As of 1992, Anglovaal accounted for 2.9% of the Johannesburg Stock Exchange's market capitalisation, one of six large companies that controlled 85.7% of the stock exchange.

1998 would see the beginning of the end of the family majority-owned Anglovaal Holdings which split into Anglovaal Limited and Anglovaal Industries (AVI) under a new holding company Anglovaal Industrial Holdings. The two families would control them until June 2001 when all shares would be worth one vote. The remaining mining interests of Anglovaal Limited would be renamed Anglovaal Minerals (Avmin) in December 1998. Avmin would be controlled by the Menell family.

AVI would retain its Consol, I&J and National Brands while selling off Alpha, Aveng, Bearing Man, Tristel Holdings and Grinaker Construction. Aveng (old name Anglovaal Engineering) was an independent company in construction, steel and cement. AVI would be controlled by the Hersov family.

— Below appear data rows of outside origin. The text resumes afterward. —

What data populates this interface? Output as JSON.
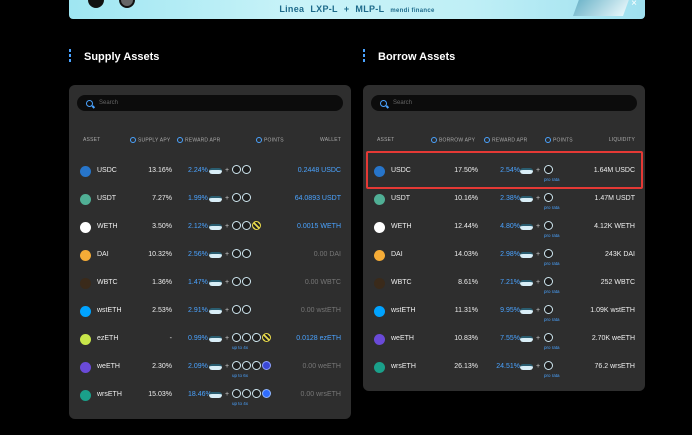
{
  "banner": {
    "left": "Linea",
    "mid1": "LXP-L",
    "plus": "+",
    "mid2": "MLP-L",
    "partner": "mendi finance",
    "close": "×"
  },
  "supply": {
    "title": "Supply Assets",
    "search_placeholder": "Search",
    "headers": {
      "asset": "ASSET",
      "apy": "SUPPLY APY",
      "reward": "REWARD APR",
      "points": "POINTS",
      "wallet": "WALLET"
    },
    "rows": [
      {
        "name": "USDC",
        "apy": "13.16%",
        "reward": "2.24%",
        "sub": "",
        "wallet": "0.2448 USDC",
        "wallet_blue": true,
        "icon_color": "#2775ca",
        "pts": [
          "n",
          "n"
        ]
      },
      {
        "name": "USDT",
        "apy": "7.27%",
        "reward": "1.99%",
        "sub": "",
        "wallet": "64.0893 USDT",
        "wallet_blue": true,
        "icon_color": "#50af95",
        "pts": [
          "n",
          "n"
        ]
      },
      {
        "name": "WETH",
        "apy": "3.50%",
        "reward": "2.12%",
        "sub": "",
        "wallet": "0.0015 WETH",
        "wallet_blue": true,
        "icon_color": "#ffffff",
        "pts": [
          "n",
          "n",
          "y"
        ]
      },
      {
        "name": "DAI",
        "apy": "10.32%",
        "reward": "2.56%",
        "sub": "",
        "wallet": "0.00 DAI",
        "wallet_blue": false,
        "icon_color": "#f5ac37",
        "pts": [
          "n",
          "n"
        ]
      },
      {
        "name": "WBTC",
        "apy": "1.36%",
        "reward": "1.47%",
        "sub": "",
        "wallet": "0.00 WBTC",
        "wallet_blue": false,
        "icon_color": "#3a2a1a",
        "pts": [
          "n",
          "n"
        ]
      },
      {
        "name": "wstETH",
        "apy": "2.53%",
        "reward": "2.91%",
        "sub": "",
        "wallet": "0.00 wstETH",
        "wallet_blue": false,
        "icon_color": "#00a3ff",
        "pts": [
          "n",
          "n"
        ]
      },
      {
        "name": "ezETH",
        "apy": "-",
        "reward": "0.99%",
        "sub": "up to 4x",
        "wallet": "0.0128 ezETH",
        "wallet_blue": true,
        "icon_color": "#c8e64a",
        "pts": [
          "n",
          "n",
          "n",
          "y"
        ]
      },
      {
        "name": "weETH",
        "apy": "2.30%",
        "reward": "2.09%",
        "sub": "up to 6x",
        "wallet": "0.00 weETH",
        "wallet_blue": false,
        "icon_color": "#6a4ad8",
        "pts": [
          "n",
          "n",
          "n",
          "p"
        ]
      },
      {
        "name": "wrsETH",
        "apy": "15.03%",
        "reward": "18.46%",
        "sub": "up to 4x",
        "wallet": "0.00 wrsETH",
        "wallet_blue": false,
        "icon_color": "#1aa08a",
        "pts": [
          "n",
          "n",
          "n",
          "b"
        ]
      }
    ]
  },
  "borrow": {
    "title": "Borrow Assets",
    "search_placeholder": "Search",
    "headers": {
      "asset": "ASSET",
      "apy": "BORROW APY",
      "reward": "REWARD APR",
      "points": "POINTS",
      "liquidity": "LIQUIDITY"
    },
    "rows": [
      {
        "name": "USDC",
        "apy": "17.50%",
        "reward": "2.54%",
        "sub": "pro rata",
        "liquidity": "1.64M USDC",
        "icon_color": "#2775ca"
      },
      {
        "name": "USDT",
        "apy": "10.16%",
        "reward": "2.38%",
        "sub": "pro rata",
        "liquidity": "1.47M USDT",
        "icon_color": "#50af95"
      },
      {
        "name": "WETH",
        "apy": "12.44%",
        "reward": "4.80%",
        "sub": "pro rata",
        "liquidity": "4.12K WETH",
        "icon_color": "#ffffff"
      },
      {
        "name": "DAI",
        "apy": "14.03%",
        "reward": "2.98%",
        "sub": "pro rata",
        "liquidity": "243K DAI",
        "icon_color": "#f5ac37"
      },
      {
        "name": "WBTC",
        "apy": "8.61%",
        "reward": "7.21%",
        "sub": "pro rata",
        "liquidity": "252 WBTC",
        "icon_color": "#3a2a1a"
      },
      {
        "name": "wstETH",
        "apy": "11.31%",
        "reward": "9.95%",
        "sub": "pro rata",
        "liquidity": "1.09K wstETH",
        "icon_color": "#00a3ff"
      },
      {
        "name": "weETH",
        "apy": "10.83%",
        "reward": "7.55%",
        "sub": "pro rata",
        "liquidity": "2.70K weETH",
        "icon_color": "#6a4ad8"
      },
      {
        "name": "wrsETH",
        "apy": "26.13%",
        "reward": "24.51%",
        "sub": "pro rata",
        "liquidity": "76.2 wrsETH",
        "icon_color": "#1aa08a"
      }
    ]
  },
  "highlight_color": "#e53935"
}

Avmin would retain Saturn diamonds, Avgold, Asmang, Lavino and Horizon Chrome Mines and base metals division of Nkomati GO, Avmin Zambia and Chambisi Metals. It would sell off Avmin Coal Holdings, Forzando Coal Mines, Doornfontein Coal Mines, Eloff Mining Company, Rhino Minerals and Njala Minerals.

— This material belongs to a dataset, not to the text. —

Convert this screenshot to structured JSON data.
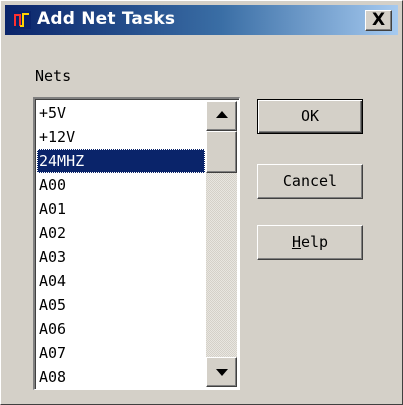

In 2000 Avmin would sell its stake in the Venetia diamond mine to De Beers, preventing a possible takeover attempt of Avmin, with De Beers selling its shares of Avmin to investors but not Anglo American. In 2002, Anglo American purchased a 35% portion of Avmin. But the former's investment potential was short-lived when Avim sold a portion of its ownership in Avgold from 60 to 42 percent. Anglo then sold their 34.5% share of Avmin to Harmony and ARMgold in May 2003. The latter two would then make a bid for control of Avgold.

===Origins of SASOL===
In the 1930s, Anglovaal, in cooperation with the Burmah Oil Company, created Satmar (South African Torbanite Mining and Refining Company) company to extract oil from shale in the Ermelo area. Its oil refinery was set up in Boksburg. The site was soon depleted. The process then developed into an idea to produce oil from coal, so in 1935, the company purchased a South African licence to build a Fischer-Tropsch plant. Dr H.J. van Eck and Etienne Rousseau became involved with the company but falling oil prices in 1937 and the approach of the Second World War ended the idea temporarily. Van Eck left in 1940, to become chairman of South African Industrial Development Corporation. Anglovaal's decision was to pass on the project which was made for two reasons. One, it had failed to find the finance to turn the project into a viable project and secondly, new gold deposits had been discovered in the Orange Free State, a business they better understood. An interim committee was formed on 2 June 1950 between the state government and Anglovaal that saw the latter transfer all licensing agreements and coal rights on 25 May 1950 to the government and where the name of the future project, SASOL, was proposed.